October 1, 2012 6 comments

Dynamics CRM sold under EA or on a credit card in the cloud.  Dynamics AX sold under EA.  GP and NAV in the cloud.  Software margins declining.  Plague, locusts and riot abound.  Oh, mercy me, what is the Dynamics reseller to do?

No idea.  Or rather to many.  But to me this looks suspiciously like an opportunity for VAR 2.0.

VAR 1.0 had an easy job.  For the most part, we sold high margin software to clients fed by occasional leads from MS; massive interest from clients forced by programmatic (Y2K anyone?) issues or platform changes (Side of web services with that client/server, sir?); and depended on very expensive staff to deliver software training and cutover services that we hoped solved core business problems.  However, we mostly focused on getting the system up within scoped budget and time.

Put another way, we sold a disk to run an application on a machine.  Then we sent some people out to set it up.

Machine.  Disk. People.  Machine.  Disk. People.  Machine. Disk. People.  Repeat until profitable.

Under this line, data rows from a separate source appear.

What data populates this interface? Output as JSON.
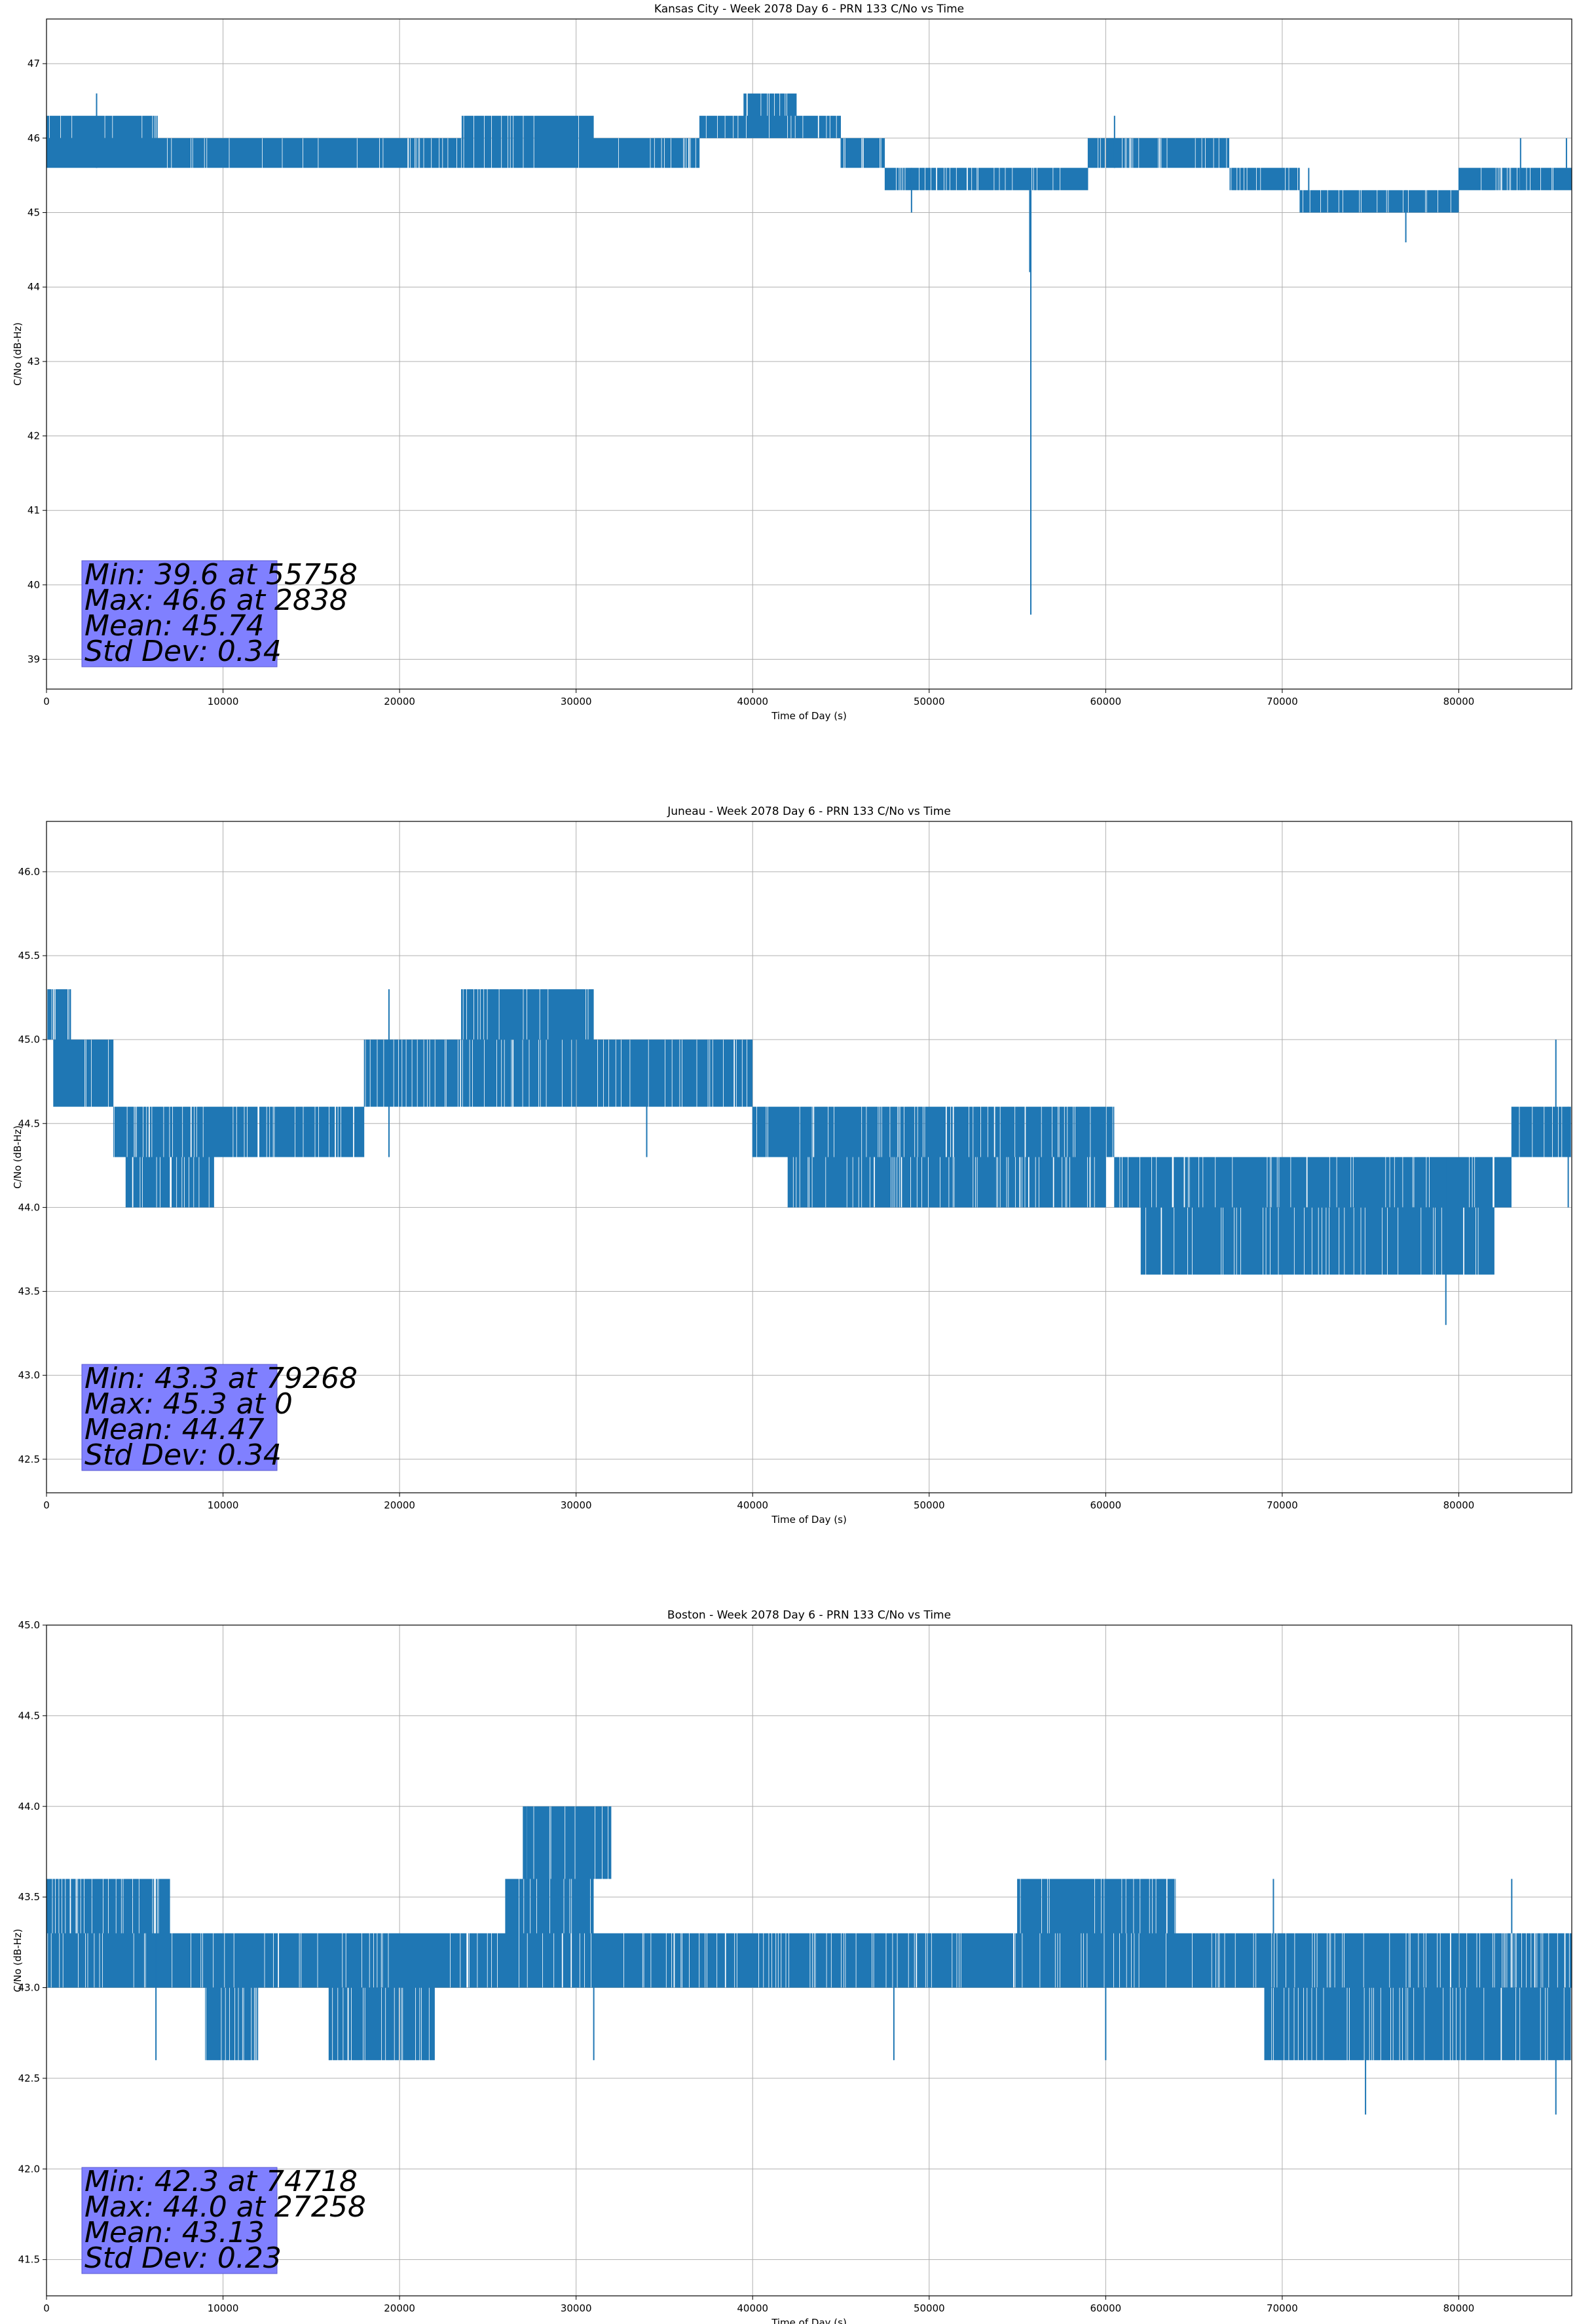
{
  "colors": {
    "series": "#1f77b4",
    "grid": "#b0b0b0",
    "stats_box": "#8080ff",
    "axes": "#000000"
  },
  "chart_data": [
    {
      "type": "line",
      "title": "Kansas City - Week 2078 Day 6 - PRN 133 C/No vs Time",
      "xlabel": "Time of Day (s)",
      "ylabel": "C/No (dB-Hz)",
      "xlim": [
        0,
        86400
      ],
      "ylim": [
        38.6,
        47.6
      ],
      "grid": true,
      "xticks": [
        0,
        10000,
        20000,
        30000,
        40000,
        50000,
        60000,
        70000,
        80000
      ],
      "xtick_labels": [
        "0",
        "10000",
        "20000",
        "30000",
        "40000",
        "50000",
        "60000",
        "70000",
        "80000"
      ],
      "yticks": [
        39,
        40,
        41,
        42,
        43,
        44,
        45,
        46,
        47
      ],
      "ytick_labels": [
        "39",
        "40",
        "41",
        "42",
        "43",
        "44",
        "45",
        "46",
        "47"
      ],
      "stats": [
        "Min: 39.6 at 55758",
        "Max: 46.6 at 2838",
        "Mean: 45.74",
        "Std Dev: 0.34"
      ],
      "bands": [
        {
          "x0": 0,
          "x1": 23500,
          "low": 45.6,
          "high": 46.0
        },
        {
          "x0": 0,
          "x1": 6300,
          "low": 45.6,
          "high": 46.3
        },
        {
          "x0": 23500,
          "x1": 31000,
          "low": 45.6,
          "high": 46.3
        },
        {
          "x0": 31000,
          "x1": 37000,
          "low": 45.6,
          "high": 46.0
        },
        {
          "x0": 37000,
          "x1": 45000,
          "low": 46.0,
          "high": 46.3
        },
        {
          "x0": 39500,
          "x1": 42500,
          "low": 46.3,
          "high": 46.6
        },
        {
          "x0": 45000,
          "x1": 47500,
          "low": 45.6,
          "high": 46.0
        },
        {
          "x0": 47500,
          "x1": 59000,
          "low": 45.3,
          "high": 45.6
        },
        {
          "x0": 59000,
          "x1": 67000,
          "low": 45.6,
          "high": 46.0
        },
        {
          "x0": 67000,
          "x1": 71000,
          "low": 45.3,
          "high": 45.6
        },
        {
          "x0": 71000,
          "x1": 80000,
          "low": 45.0,
          "high": 45.3
        },
        {
          "x0": 80000,
          "x1": 86400,
          "low": 45.3,
          "high": 45.6
        }
      ],
      "spikes": [
        {
          "x": 2838,
          "low": 45.6,
          "high": 46.6
        },
        {
          "x": 49000,
          "low": 45.0,
          "high": 45.6
        },
        {
          "x": 55700,
          "low": 44.2,
          "high": 45.3
        },
        {
          "x": 55758,
          "low": 39.6,
          "high": 45.3
        },
        {
          "x": 60500,
          "low": 45.6,
          "high": 46.3
        },
        {
          "x": 71500,
          "low": 45.0,
          "high": 45.6
        },
        {
          "x": 77000,
          "low": 44.6,
          "high": 45.3
        },
        {
          "x": 83500,
          "low": 45.3,
          "high": 46.0
        },
        {
          "x": 86100,
          "low": 45.6,
          "high": 46.0
        }
      ]
    },
    {
      "type": "line",
      "title": "Juneau - Week 2078 Day 6 - PRN 133 C/No vs Time",
      "xlabel": "Time of Day (s)",
      "ylabel": "C/No (dB-Hz)",
      "xlim": [
        0,
        86400
      ],
      "ylim": [
        42.3,
        46.3
      ],
      "grid": true,
      "xticks": [
        0,
        10000,
        20000,
        30000,
        40000,
        50000,
        60000,
        70000,
        80000
      ],
      "xtick_labels": [
        "0",
        "10000",
        "20000",
        "30000",
        "40000",
        "50000",
        "60000",
        "70000",
        "80000"
      ],
      "yticks": [
        42.5,
        43.0,
        43.5,
        44.0,
        44.5,
        45.0,
        45.5,
        46.0
      ],
      "ytick_labels": [
        "42.5",
        "43.0",
        "43.5",
        "44.0",
        "44.5",
        "45.0",
        "45.5",
        "46.0"
      ],
      "stats": [
        "Min: 43.3 at 79268",
        "Max: 45.3 at 0",
        "Mean: 44.47",
        "Std Dev: 0.34"
      ],
      "bands": [
        {
          "x0": 0,
          "x1": 1400,
          "low": 45.0,
          "high": 45.3
        },
        {
          "x0": 400,
          "x1": 3800,
          "low": 44.6,
          "high": 45.0
        },
        {
          "x0": 3800,
          "x1": 10000,
          "low": 44.3,
          "high": 44.6
        },
        {
          "x0": 4500,
          "x1": 9500,
          "low": 44.0,
          "high": 44.3
        },
        {
          "x0": 10000,
          "x1": 18000,
          "low": 44.3,
          "high": 44.6
        },
        {
          "x0": 18000,
          "x1": 23500,
          "low": 44.6,
          "high": 45.0
        },
        {
          "x0": 23500,
          "x1": 33500,
          "low": 44.6,
          "high": 45.0
        },
        {
          "x0": 23500,
          "x1": 31000,
          "low": 45.0,
          "high": 45.3
        },
        {
          "x0": 33500,
          "x1": 40000,
          "low": 44.6,
          "high": 45.0
        },
        {
          "x0": 40000,
          "x1": 60500,
          "low": 44.3,
          "high": 44.6
        },
        {
          "x0": 42000,
          "x1": 60000,
          "low": 44.0,
          "high": 44.3
        },
        {
          "x0": 60500,
          "x1": 83000,
          "low": 44.0,
          "high": 44.3
        },
        {
          "x0": 62000,
          "x1": 82000,
          "low": 43.6,
          "high": 44.0
        },
        {
          "x0": 83000,
          "x1": 86400,
          "low": 44.3,
          "high": 44.6
        }
      ],
      "spikes": [
        {
          "x": 19400,
          "low": 44.3,
          "high": 45.3
        },
        {
          "x": 34000,
          "low": 44.3,
          "high": 45.0
        },
        {
          "x": 79268,
          "low": 43.3,
          "high": 44.3
        },
        {
          "x": 85500,
          "low": 44.3,
          "high": 45.0
        },
        {
          "x": 86200,
          "low": 44.0,
          "high": 44.6
        }
      ]
    },
    {
      "type": "line",
      "title": "Boston - Week 2078 Day 6 - PRN 133 C/No vs Time",
      "xlabel": "Time of Day (s)",
      "ylabel": "C/No (dB-Hz)",
      "xlim": [
        0,
        86400
      ],
      "ylim": [
        41.3,
        45.0
      ],
      "grid": true,
      "xticks": [
        0,
        10000,
        20000,
        30000,
        40000,
        50000,
        60000,
        70000,
        80000
      ],
      "xtick_labels": [
        "0",
        "10000",
        "20000",
        "30000",
        "40000",
        "50000",
        "60000",
        "70000",
        "80000"
      ],
      "yticks": [
        41.5,
        42.0,
        42.5,
        43.0,
        43.5,
        44.0,
        44.5,
        45.0
      ],
      "ytick_labels": [
        "41.5",
        "42.0",
        "42.5",
        "43.0",
        "43.5",
        "44.0",
        "44.5",
        "45.0"
      ],
      "stats": [
        "Min: 42.3 at 74718",
        "Max: 44.0 at 27258",
        "Mean: 43.13",
        "Std Dev: 0.23"
      ],
      "bands": [
        {
          "x0": 0,
          "x1": 26000,
          "low": 43.0,
          "high": 43.3
        },
        {
          "x0": 0,
          "x1": 7000,
          "low": 43.3,
          "high": 43.6
        },
        {
          "x0": 9000,
          "x1": 12000,
          "low": 42.6,
          "high": 43.0
        },
        {
          "x0": 16000,
          "x1": 22000,
          "low": 42.6,
          "high": 43.0
        },
        {
          "x0": 26000,
          "x1": 31000,
          "low": 43.3,
          "high": 43.6
        },
        {
          "x0": 26000,
          "x1": 32000,
          "low": 43.0,
          "high": 43.3
        },
        {
          "x0": 27000,
          "x1": 32000,
          "low": 43.6,
          "high": 44.0
        },
        {
          "x0": 31000,
          "x1": 64000,
          "low": 43.0,
          "high": 43.3
        },
        {
          "x0": 55000,
          "x1": 64000,
          "low": 43.3,
          "high": 43.6
        },
        {
          "x0": 64000,
          "x1": 69000,
          "low": 43.0,
          "high": 43.3
        },
        {
          "x0": 69000,
          "x1": 86400,
          "low": 43.0,
          "high": 43.3
        },
        {
          "x0": 69000,
          "x1": 86400,
          "low": 42.6,
          "high": 43.0
        }
      ],
      "spikes": [
        {
          "x": 6200,
          "low": 42.6,
          "high": 43.3
        },
        {
          "x": 27258,
          "low": 43.3,
          "high": 44.0
        },
        {
          "x": 31000,
          "low": 42.6,
          "high": 43.3
        },
        {
          "x": 48000,
          "low": 42.6,
          "high": 43.3
        },
        {
          "x": 60000,
          "low": 42.6,
          "high": 43.3
        },
        {
          "x": 69500,
          "low": 43.3,
          "high": 43.6
        },
        {
          "x": 74718,
          "low": 42.3,
          "high": 43.0
        },
        {
          "x": 83000,
          "low": 43.3,
          "high": 43.6
        },
        {
          "x": 85500,
          "low": 42.3,
          "high": 43.0
        }
      ]
    }
  ]
}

VAR 2.0 has to approach this differently.  The machine is gone – the cloud takes care of that.  The disk is gone – the license gets rented.  What’s left?

People.

That’s right, the most expensive, time consuming, annoying, unpredictable and intractable part of your business is what you’ll have left.  The good news, however, is that with the shiny machine and magical disk gone, you can use your people to focus on what’s most important to the success of your business.

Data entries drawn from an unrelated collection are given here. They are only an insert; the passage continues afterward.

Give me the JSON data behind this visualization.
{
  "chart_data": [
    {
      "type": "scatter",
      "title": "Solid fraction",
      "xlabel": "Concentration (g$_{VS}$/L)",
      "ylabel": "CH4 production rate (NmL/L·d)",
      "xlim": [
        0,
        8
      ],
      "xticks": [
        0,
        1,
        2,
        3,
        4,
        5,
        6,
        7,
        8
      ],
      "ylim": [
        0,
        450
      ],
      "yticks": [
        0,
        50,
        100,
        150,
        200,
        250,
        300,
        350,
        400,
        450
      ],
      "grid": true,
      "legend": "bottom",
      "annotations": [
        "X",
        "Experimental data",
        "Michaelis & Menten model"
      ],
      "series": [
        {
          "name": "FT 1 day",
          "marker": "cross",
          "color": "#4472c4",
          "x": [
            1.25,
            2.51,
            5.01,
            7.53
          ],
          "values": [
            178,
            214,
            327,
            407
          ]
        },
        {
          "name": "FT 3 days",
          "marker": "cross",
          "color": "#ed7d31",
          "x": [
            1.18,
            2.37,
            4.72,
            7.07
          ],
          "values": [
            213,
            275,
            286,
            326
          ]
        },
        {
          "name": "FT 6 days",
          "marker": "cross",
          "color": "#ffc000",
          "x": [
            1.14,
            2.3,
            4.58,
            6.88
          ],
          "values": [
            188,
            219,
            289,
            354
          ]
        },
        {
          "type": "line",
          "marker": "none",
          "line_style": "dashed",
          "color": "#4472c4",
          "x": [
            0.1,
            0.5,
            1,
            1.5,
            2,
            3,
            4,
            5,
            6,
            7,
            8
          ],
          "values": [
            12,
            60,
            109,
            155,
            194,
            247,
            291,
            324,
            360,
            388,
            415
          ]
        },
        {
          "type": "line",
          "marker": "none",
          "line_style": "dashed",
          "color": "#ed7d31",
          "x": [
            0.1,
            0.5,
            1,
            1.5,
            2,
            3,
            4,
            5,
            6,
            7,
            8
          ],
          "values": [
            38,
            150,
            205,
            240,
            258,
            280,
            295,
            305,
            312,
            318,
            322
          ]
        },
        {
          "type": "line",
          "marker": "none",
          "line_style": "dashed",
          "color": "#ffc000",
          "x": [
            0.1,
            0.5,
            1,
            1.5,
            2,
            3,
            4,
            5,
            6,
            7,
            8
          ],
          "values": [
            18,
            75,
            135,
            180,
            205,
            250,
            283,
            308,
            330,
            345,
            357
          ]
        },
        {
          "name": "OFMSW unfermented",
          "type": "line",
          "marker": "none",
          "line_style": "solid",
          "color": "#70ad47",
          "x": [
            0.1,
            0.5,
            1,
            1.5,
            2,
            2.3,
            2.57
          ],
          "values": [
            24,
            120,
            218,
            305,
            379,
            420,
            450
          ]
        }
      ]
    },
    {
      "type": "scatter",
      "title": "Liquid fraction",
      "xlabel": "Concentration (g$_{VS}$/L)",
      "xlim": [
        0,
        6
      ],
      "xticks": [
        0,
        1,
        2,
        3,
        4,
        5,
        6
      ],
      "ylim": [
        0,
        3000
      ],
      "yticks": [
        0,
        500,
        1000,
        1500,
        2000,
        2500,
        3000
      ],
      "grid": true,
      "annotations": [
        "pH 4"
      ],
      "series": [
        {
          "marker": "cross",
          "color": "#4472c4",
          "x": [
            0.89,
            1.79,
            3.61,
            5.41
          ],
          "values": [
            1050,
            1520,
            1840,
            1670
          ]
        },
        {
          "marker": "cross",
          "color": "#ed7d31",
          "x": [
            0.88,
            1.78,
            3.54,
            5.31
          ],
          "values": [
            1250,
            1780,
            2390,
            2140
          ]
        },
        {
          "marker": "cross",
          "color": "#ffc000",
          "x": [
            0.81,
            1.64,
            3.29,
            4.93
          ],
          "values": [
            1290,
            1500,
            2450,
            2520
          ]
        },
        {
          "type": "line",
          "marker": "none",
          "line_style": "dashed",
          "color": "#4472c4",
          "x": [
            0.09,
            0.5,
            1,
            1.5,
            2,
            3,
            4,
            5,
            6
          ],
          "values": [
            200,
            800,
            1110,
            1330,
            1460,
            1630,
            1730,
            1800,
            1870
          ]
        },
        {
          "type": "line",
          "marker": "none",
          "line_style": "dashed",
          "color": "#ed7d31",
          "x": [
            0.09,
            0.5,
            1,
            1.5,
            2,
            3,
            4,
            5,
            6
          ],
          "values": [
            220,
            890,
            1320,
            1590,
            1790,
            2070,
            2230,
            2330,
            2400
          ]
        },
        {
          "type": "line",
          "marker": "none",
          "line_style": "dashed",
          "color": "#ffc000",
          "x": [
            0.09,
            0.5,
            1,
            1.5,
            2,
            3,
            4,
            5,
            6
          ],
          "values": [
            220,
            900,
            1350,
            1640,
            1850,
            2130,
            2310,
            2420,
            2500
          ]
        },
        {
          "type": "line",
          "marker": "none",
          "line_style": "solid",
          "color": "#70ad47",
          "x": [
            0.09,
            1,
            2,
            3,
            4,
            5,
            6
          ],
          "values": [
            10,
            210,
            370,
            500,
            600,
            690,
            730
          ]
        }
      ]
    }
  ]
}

The success of your client.

Scary, no?

Screw that, its not scary.  It’s a hoot, a holler and a joy.  By removing software margin from the occasion we also remove a host of un-natural acts designed solely to drive software sales and not to drive customer success. Now, we can serve the client by giving them better systems to run their businesses faster, more productively and with less cost so they in turn can serve their clients even better. 

With machine and disk out of the way, VAR 2.0 can focus on running a deal cycle where the majority of the customers spend is on solving business problems through the proper definition of the business issues, development of rational and productive solutions to said issues, and deployment of same using the tools at hand.   No machine. No disk.  Just people solving problems.

I’ve been thinking a lot about this lately so expect alot more on it here.